From sources/2026-04-21-planetscale-behind-the-scenes-how-database-traffic-control-works:

"Traffic Control is meant to be used both proactively and during incident response. For incident response, it's important that rules take effect quickly. And they do! Rules created or modified in the UI generally take effect at all database replicas in just 1–2 seconds. How? Rules and budgets are stored as objects in the PlanetScale app. Any change to Traffic Control rules made in the UI or the API gets stored as rows in the planetscale database. Then it's serialized as JSON in the traffic_control.rules and traffic_control.budgets parameters for Postgres. Some Postgres parameters require restarting the server, but those two don't. So they cut the line and get sent immediately to postgresql.conf files on each database replica. Postgres reads the new config, and each worker process parses it into a rule set as soon as it completes whatever query it's executing. The rule set is in place before the next query begins."

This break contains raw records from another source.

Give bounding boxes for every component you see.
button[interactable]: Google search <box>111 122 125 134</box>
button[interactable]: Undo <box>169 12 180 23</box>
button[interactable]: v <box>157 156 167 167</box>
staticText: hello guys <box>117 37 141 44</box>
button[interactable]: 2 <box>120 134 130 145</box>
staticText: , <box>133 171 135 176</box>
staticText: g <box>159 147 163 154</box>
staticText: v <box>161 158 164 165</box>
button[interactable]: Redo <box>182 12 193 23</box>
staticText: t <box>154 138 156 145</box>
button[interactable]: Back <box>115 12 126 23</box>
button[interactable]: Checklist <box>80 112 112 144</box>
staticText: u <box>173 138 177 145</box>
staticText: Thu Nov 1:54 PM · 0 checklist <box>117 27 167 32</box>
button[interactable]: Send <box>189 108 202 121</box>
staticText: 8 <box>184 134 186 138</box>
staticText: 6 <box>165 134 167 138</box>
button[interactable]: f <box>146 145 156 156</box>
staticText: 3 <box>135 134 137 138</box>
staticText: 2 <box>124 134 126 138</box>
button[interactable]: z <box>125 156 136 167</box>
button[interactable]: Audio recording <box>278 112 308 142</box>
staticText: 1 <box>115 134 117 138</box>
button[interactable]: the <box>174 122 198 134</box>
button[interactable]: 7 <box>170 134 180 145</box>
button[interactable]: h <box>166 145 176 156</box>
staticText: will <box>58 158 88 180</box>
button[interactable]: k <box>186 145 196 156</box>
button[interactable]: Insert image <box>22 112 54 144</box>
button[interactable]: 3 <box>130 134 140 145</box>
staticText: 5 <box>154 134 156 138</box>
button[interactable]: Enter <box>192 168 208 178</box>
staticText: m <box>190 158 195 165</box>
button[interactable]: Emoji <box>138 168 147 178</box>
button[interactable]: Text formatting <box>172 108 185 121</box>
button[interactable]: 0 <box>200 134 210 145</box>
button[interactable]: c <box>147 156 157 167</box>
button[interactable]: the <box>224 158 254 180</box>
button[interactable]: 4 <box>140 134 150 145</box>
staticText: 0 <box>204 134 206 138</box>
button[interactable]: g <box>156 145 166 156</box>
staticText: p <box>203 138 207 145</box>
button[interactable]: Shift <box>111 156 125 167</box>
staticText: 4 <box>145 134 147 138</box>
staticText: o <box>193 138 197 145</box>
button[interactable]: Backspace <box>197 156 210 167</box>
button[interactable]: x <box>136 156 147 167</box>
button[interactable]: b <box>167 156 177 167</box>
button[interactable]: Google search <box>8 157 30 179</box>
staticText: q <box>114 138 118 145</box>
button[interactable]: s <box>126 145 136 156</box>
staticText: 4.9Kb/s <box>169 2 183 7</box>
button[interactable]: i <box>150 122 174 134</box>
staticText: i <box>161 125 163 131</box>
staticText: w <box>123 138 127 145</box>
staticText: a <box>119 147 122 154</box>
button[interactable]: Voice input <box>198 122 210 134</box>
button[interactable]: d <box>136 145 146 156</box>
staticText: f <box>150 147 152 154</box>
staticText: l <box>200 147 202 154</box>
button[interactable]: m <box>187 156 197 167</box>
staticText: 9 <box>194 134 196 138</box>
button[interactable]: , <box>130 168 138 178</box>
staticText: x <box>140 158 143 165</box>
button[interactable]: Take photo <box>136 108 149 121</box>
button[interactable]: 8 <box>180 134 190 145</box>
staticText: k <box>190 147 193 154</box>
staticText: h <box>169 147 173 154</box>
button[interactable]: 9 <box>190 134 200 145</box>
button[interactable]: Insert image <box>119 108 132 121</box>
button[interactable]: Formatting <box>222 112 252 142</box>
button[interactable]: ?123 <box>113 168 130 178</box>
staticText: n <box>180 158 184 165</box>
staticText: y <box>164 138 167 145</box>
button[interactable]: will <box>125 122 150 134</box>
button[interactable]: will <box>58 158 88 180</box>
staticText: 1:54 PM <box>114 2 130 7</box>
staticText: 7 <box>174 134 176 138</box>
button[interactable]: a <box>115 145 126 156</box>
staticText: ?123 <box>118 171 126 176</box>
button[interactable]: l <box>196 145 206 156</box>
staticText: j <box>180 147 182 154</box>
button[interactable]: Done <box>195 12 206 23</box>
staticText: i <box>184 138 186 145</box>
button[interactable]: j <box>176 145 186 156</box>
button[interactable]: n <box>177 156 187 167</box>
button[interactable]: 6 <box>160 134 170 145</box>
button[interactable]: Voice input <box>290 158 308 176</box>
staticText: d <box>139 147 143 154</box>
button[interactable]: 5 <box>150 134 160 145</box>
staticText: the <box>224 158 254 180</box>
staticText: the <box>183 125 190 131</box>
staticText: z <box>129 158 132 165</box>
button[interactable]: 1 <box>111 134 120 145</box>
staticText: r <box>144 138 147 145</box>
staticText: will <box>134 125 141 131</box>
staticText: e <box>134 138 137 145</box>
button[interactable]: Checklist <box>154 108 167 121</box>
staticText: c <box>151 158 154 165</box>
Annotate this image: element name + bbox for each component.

And the robustness argument:

"One big advantage of using Postgres configuration files, rather than sending configuration over SQL connections, is robustness on a busy server. You may want new Traffic Control rules most urgently when Postgres is using 100% of its available CPU, 100% of its worker processes, or both. Changing config files is possible even when opening a new SQL connection and issuing statements wouldn't be."

End-to-end propagation pipeline

[PlanetScale UI / API]
       ↓  (write to planetscale app DB)
[planetscale DB rows]
       ↓  (JSON-serialise)
[traffic_control.rules / traffic_control.budgets Postgres parameters]
       ↓  (file-push to all replicas)
[postgresql.conf on each replica]
       ↓  (SIGHUP / parameter reload)
[worker process parses new config]
       ↓  (at next query arrival)
[new rule set in place before next query begins]

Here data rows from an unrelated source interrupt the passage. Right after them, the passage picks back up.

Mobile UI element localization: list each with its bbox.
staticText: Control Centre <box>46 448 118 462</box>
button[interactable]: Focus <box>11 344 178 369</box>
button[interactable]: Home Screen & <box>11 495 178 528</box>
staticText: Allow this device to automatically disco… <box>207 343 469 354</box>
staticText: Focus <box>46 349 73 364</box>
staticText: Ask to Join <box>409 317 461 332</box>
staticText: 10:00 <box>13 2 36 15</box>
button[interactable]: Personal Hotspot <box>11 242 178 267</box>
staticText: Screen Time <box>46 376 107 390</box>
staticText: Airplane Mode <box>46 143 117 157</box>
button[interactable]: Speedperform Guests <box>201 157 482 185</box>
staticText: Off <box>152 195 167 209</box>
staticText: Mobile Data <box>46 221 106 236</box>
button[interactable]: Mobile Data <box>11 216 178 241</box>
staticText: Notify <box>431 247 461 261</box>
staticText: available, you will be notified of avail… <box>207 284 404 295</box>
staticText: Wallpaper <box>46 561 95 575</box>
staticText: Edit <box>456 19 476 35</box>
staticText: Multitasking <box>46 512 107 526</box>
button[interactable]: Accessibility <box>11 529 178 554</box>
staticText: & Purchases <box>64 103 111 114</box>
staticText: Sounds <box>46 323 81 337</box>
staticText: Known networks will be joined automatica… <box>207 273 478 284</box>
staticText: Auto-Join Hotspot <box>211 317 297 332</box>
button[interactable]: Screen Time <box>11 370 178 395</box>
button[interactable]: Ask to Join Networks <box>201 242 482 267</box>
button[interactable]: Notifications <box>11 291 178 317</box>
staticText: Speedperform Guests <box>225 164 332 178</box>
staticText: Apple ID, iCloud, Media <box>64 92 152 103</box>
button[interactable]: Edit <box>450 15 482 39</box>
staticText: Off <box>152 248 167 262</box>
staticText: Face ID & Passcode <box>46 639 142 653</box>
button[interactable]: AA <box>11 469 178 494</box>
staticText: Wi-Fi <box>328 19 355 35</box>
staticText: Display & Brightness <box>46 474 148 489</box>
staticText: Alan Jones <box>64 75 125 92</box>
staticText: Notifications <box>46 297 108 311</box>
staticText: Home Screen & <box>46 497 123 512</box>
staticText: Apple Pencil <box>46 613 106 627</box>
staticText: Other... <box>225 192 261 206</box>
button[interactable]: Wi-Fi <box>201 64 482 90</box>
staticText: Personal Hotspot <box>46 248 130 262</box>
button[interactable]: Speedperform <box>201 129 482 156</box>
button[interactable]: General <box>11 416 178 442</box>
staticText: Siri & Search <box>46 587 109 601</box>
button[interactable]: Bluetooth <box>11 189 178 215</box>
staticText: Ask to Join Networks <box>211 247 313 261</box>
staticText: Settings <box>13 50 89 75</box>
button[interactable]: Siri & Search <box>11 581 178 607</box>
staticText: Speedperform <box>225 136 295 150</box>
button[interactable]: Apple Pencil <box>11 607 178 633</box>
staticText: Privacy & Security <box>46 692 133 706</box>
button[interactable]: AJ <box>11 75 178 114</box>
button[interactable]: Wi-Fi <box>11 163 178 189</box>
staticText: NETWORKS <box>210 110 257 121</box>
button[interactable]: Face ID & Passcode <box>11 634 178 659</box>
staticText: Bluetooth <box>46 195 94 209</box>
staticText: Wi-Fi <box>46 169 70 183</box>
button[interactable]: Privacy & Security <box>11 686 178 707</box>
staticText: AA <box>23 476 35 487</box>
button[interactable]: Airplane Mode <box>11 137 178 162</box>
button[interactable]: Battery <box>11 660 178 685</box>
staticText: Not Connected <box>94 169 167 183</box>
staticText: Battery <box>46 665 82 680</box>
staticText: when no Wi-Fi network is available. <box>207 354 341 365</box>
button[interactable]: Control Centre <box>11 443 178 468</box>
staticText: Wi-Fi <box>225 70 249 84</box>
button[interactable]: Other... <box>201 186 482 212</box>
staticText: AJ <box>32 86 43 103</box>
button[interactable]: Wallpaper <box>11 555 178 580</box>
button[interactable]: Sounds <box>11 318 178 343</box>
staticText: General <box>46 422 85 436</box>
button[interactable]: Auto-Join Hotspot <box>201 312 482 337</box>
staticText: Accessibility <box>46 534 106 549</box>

End-to-end latency: 1–2 seconds across all replicas.

Why worker-level reload is cheap

Each Postgres worker rebuilds its in-memory rule-set only once per config change, between queries, not mid-query. Because workers are process-per-connection, each worker has its own copy of the rule set — no cross-worker synchronisation is needed. The rebuild cost is amortised across every query the worker runs under the new rules.

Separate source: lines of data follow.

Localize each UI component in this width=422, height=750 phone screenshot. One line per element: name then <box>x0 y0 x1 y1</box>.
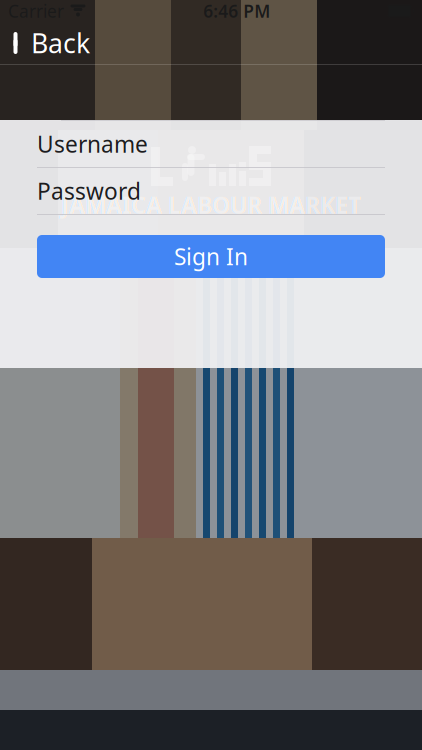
staticText: Carrier <box>8 0 64 22</box>
staticText: Username <box>37 129 148 159</box>
staticText: Back <box>31 25 90 61</box>
staticText: Sign In <box>174 241 248 272</box>
button[interactable]: Sign In <box>37 235 385 278</box>
staticText: JAMAICA LABOUR MARKET <box>61 190 361 220</box>
button[interactable]: Back <box>0 22 102 64</box>
staticText: Password <box>37 176 141 206</box>
staticText: 6:46 PM <box>203 0 270 22</box>
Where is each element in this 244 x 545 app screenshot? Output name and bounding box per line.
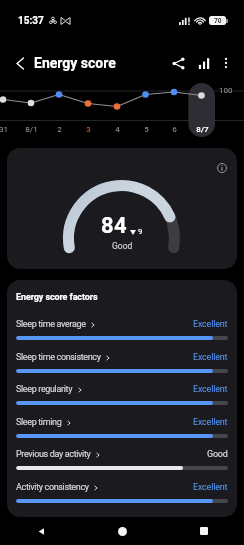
staticText: 9 [138,227,143,236]
staticText: 5 [144,125,149,134]
staticText: Excellent [193,417,228,428]
staticText: Excellent [193,384,228,395]
staticText: Energy score factors [16,292,98,303]
staticText: 31 [0,125,8,134]
staticText: 2 [57,125,62,134]
staticText: Good [112,241,133,251]
staticText: 15:37 [18,15,44,27]
staticText: 8/7 [196,125,209,134]
button[interactable]: Recents [163,517,244,545]
button[interactable]: Back [0,517,82,545]
staticText: Excellent [193,352,228,363]
staticText: Energy score [34,55,116,71]
staticText: Sleep timing [16,417,62,428]
staticText: 70 [214,17,222,25]
staticText: Sleep time consistency [16,352,101,363]
button[interactable]: Back [9,52,32,75]
staticText: Activity consistency [16,482,89,493]
button[interactable]: Sleep timing [16,417,228,445]
staticText: Excellent [193,482,228,493]
button[interactable]: Info [213,159,231,177]
button[interactable]: Home [82,517,163,545]
staticText: Excellent [193,319,228,330]
staticText: 100 [219,86,233,95]
staticText: 3 [86,125,91,134]
button[interactable]: More options [216,53,236,73]
staticText: Sleep time average [16,319,86,330]
button[interactable]: Sleep time consistency [16,352,228,380]
staticText: 4 [115,125,120,134]
staticText: 6 [172,125,177,134]
button[interactable]: Sleep time average [16,319,228,347]
button[interactable]: Statistics [191,51,215,75]
staticText: Good [207,449,228,460]
button[interactable]: Previous day activity [16,449,228,477]
staticText: 8/1 [25,125,38,134]
button[interactable]: Share [166,51,190,75]
staticText: 84 [101,213,128,239]
staticText: Sleep regularity [16,384,73,395]
staticText: Previous day activity [16,449,91,460]
button[interactable]: Sleep regularity [16,384,228,412]
button[interactable]: Activity consistency [16,482,228,510]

Why SQL-channel push fails under load

Pushing control-plane state over SQL requires:

  1. Opening a new connection (blocked if max_connections reached).
  2. Authenticating (may itself consume worker slots or CPU).
  3. Executing SET / ALTER SYSTEM / INSERT (requires worker slot + CPU).
  4. Catalog updates / commit (requires WAL).

Any of these can fail under the overload conditions that most need the control-plane edit. File-based push sidesteps all four.

When reload-without-restart applies

The traffic_control.rules and traffic_control.budgets parameters are defined (by the pginsights extension) as reloadable without restart — i.e. they're in the PGC_SIGHUP or PGC_USERSET Postgres parameter context. Extension authors choose this classification when declaring the parameter via DefineCustomStringVariable / equivalent. Parameters in PGC_POSTMASTER context do require restart and cannot be used as a control plane this way.

Generalisation

The pattern extends beyond Traffic Control:

  • Logical-replication slots, auto-explain thresholds, work_mem tuning — any SIGHUP-reloadable parameter can carry policy signal.
  • The config-file channel is an out-of-band control plane relative to the SQL data plane — a canonical instance of concepts/control-plane-data-plane-separation.

Caveats

  • Config-file distribution itself must be reliable. The source leaves the file-push mechanism implicit (presumably: PlanetScale's fleet-control plane writes to each replica via the same mechanism that manages Postgres configs generally). A file-push-channel outage would defeat the purpose.
  • Parameter-size limits. Postgres GUC values have practical size bounds; JSON-serialising unbounded rule sets into a single parameter string is a scaling dimension. At some rule-set size, a different channel (maybe a shared-catalog table) would become necessary.
  • Ordering under concurrent edits. Two near-simultaneous UI edits producing two postgresql.conf writes must converge correctly on every replica. Ordering is presumably handled by the planetscale-app-DB transaction serialisation before the file write.